Dirinya mengungkapkan bahwa pemerintahan di daerah tidak boleh kosong. Pihaknya setuju jika pemerintah pusat memberikan kepercayaan kepada orang lain untuk sementara memimpin Bumi Cenderawasih.
Meski kondisi Gubernur Lukas sedang sakit dan tersangkut masalah hukum, Pemerintah Provinsi (Pemprov) Papua harus tetap bekerja untuk membangun daerah dan melayani masyarakat, Karena, kepentingan masyarakat jelas tidak boleh dikorbankan. Masyarakat yang membutuhkan pelayanan, harus tetap dilayani.

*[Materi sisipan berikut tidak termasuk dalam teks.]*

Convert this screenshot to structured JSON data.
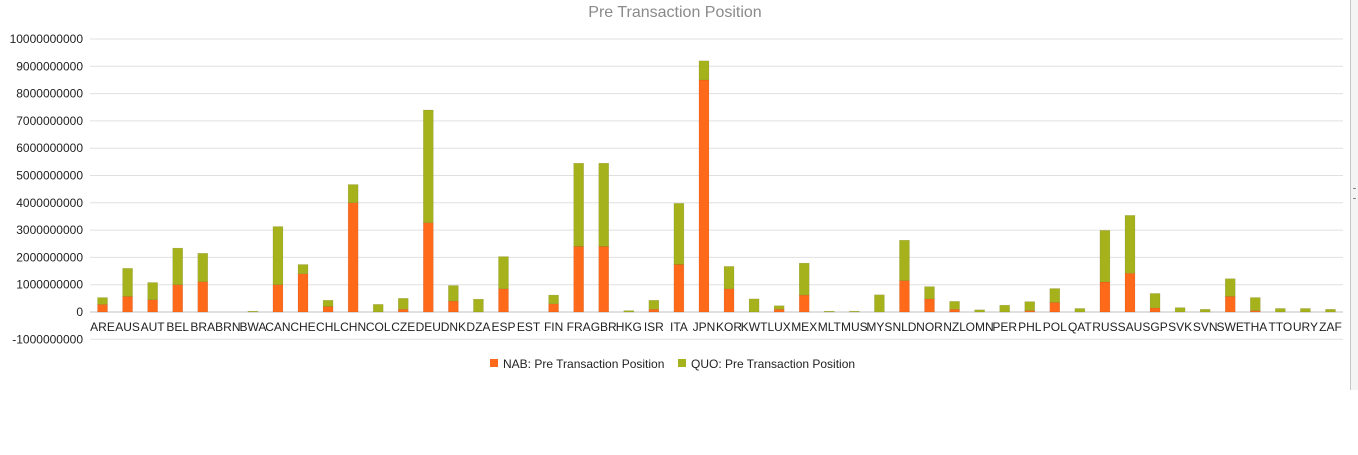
{
  "colors": {
    "nab": "#ff6a1a",
    "quo": "#a6b21c",
    "grid": "#e0e0e0",
    "axis": "#c0c0c0",
    "title": "#8a8a8a"
  },
  "chart_data": {
    "type": "bar",
    "stacked": true,
    "title": "Pre Transaction Position",
    "xlabel": "",
    "ylabel": "",
    "ylim": [
      -1000000000,
      10000000000
    ],
    "yticks": [
      10000000000,
      9000000000,
      8000000000,
      7000000000,
      6000000000,
      5000000000,
      4000000000,
      3000000000,
      2000000000,
      1000000000,
      0,
      -1000000000
    ],
    "ytick_labels": [
      "10000000000",
      "9000000000",
      "8000000000",
      "7000000000",
      "6000000000",
      "5000000000",
      "4000000000",
      "3000000000",
      "2000000000",
      "1000000000",
      "0",
      "-1000000000"
    ],
    "grid": true,
    "legend_position": "bottom-center",
    "categories": [
      "ARE",
      "AUS",
      "AUT",
      "BEL",
      "BRA",
      "BRN",
      "BWA",
      "CAN",
      "CHE",
      "CHL",
      "CHN",
      "COL",
      "CZE",
      "DEU",
      "DNK",
      "DZA",
      "ESP",
      "EST",
      "FIN",
      "FRA",
      "GBR",
      "HKG",
      "ISR",
      "ITA",
      "JPN",
      "KOR",
      "KWT",
      "LUX",
      "MEX",
      "MLT",
      "MUS",
      "MYS",
      "NLD",
      "NOR",
      "NZL",
      "OMN",
      "PER",
      "PHL",
      "POL",
      "QAT",
      "RUS",
      "SAU",
      "SGP",
      "SVK",
      "SVN",
      "SWE",
      "THA",
      "TTO",
      "URY",
      "ZAF"
    ],
    "series": [
      {
        "name": "NAB: Pre Transaction Position",
        "values": [
          280000000,
          570000000,
          450000000,
          1000000000,
          1110000000,
          0,
          0,
          1000000000,
          1400000000,
          200000000,
          4000000000,
          0,
          100000000,
          3270000000,
          400000000,
          0,
          850000000,
          0,
          300000000,
          2400000000,
          2400000000,
          0,
          100000000,
          1740000000,
          8500000000,
          850000000,
          0,
          100000000,
          620000000,
          0,
          0,
          0,
          1150000000,
          480000000,
          100000000,
          0,
          0,
          50000000,
          350000000,
          0,
          1100000000,
          1420000000,
          150000000,
          0,
          0,
          570000000,
          50000000,
          0,
          0,
          0
        ]
      },
      {
        "name": "QUO: Pre Transaction Position",
        "values": [
          250000000,
          1030000000,
          630000000,
          1340000000,
          1040000000,
          0,
          30000000,
          2130000000,
          340000000,
          230000000,
          670000000,
          280000000,
          400000000,
          4130000000,
          570000000,
          470000000,
          1180000000,
          0,
          320000000,
          3050000000,
          3050000000,
          50000000,
          330000000,
          2240000000,
          700000000,
          820000000,
          480000000,
          130000000,
          1170000000,
          30000000,
          30000000,
          630000000,
          1480000000,
          450000000,
          290000000,
          80000000,
          250000000,
          330000000,
          510000000,
          130000000,
          1890000000,
          2120000000,
          530000000,
          160000000,
          100000000,
          650000000,
          480000000,
          130000000,
          130000000,
          100000000
        ]
      }
    ]
  }
}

Sementara itu, Tokoh Masyarakat Genyem, Esau Tegai mengatakan, Pemerintah Provinsi Papua membutuhkan pejabat sementara untuk menggantikan Lukas Enembe yang hingga saat ini sedang sakit. Apalagi, Pemprov Papua ternyata juga tidak memiliki wakil Gubernur yang bisa menggantikan tugas sehari-hari Gubernur Papua.

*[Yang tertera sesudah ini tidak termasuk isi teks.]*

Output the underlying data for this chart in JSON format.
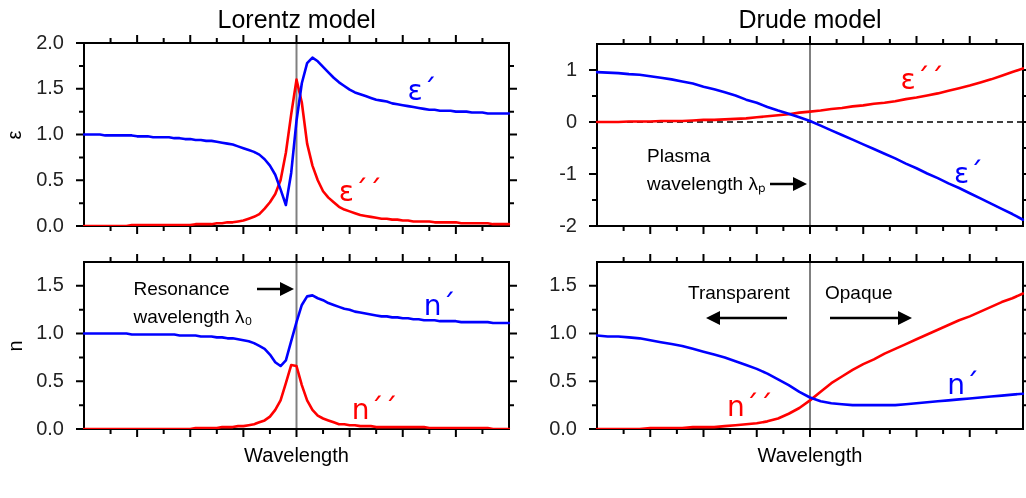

Esau menuturkan, bahwa kasus yang menjerat Lukas Enembe memang cenderung benar. Hal tersebut terlihat dari adanya penyalahgunaan anggaran Prospek (Program Strategis Pembangunan Kampung) yang menyebabkan hasil pembangunan tidak dirasakan oleh masyarakat.
Dirinya menilai, kesalahan Lukas Enembe terkait penggunaan dana pemerintah. Maka kasus tersebut tidak masuk dalam ranah hukum adat dan harus mengikuti aturan pemerintah atau hukum negara.
Sementara itu, berkaitan dengan pengukuhan Lukas sebagai Kepala Suku Besar di Papua, menurutnya hal tersebut tidak ada legitimasinya. Terlebih pengangkatan tersebut tidak ada koordinasi dengan kepala suku lainnya, oleh sebab itu pengangkatan Lukas sebagai Kepala Suku Besar mendapatkan penolakan dari berbagai pihak.
Kondisi kesehatan Gubernur Papua Lukas Enembe yang sudah empat kali mengalami stroke dan hingga saat ini masih dibatasi aktivitasnya, tidak hanya menyebabkan Lukas dan keluarganya tidak bisa memenuhi panggilan KPK. Tetapi juga berdampak terhadap terganggunya akselerasi pemerintahan dan pelayanan publik di bumi cenderawasih. Akibatnya, muncul suara dari masyarakat yang mengeluh tidak bisa mendapatkan pelayanan karena pejabat yang hendak ditemuinya di kantor gubernur tidak berada di tempat.
Koordinator Cendekiawan Muda Papua, Paulinus Ohee rupanya memiliki keluhan yang sama. Dirinya beruja bahwa sakit yang dialami oleh Lukas Enembe dan kasus korupsi yang sedang dihadapinya, memang sangat mengganggu jalannya roda pemerintahan.
Menurutnya, dengan dinonaktifkannya Lukas dari jabatan Gubernur karena sudah sekian lama sakit, hal tersebut akan memberikan tiga manfaat sekaligus. Pertama, Lukas dapat fokus dalam menjalankan perawatan kesehatan, lebih siap menghadapi proses hukum dan kinerja Pemprov dalam melayani masyarakat tetap optimal.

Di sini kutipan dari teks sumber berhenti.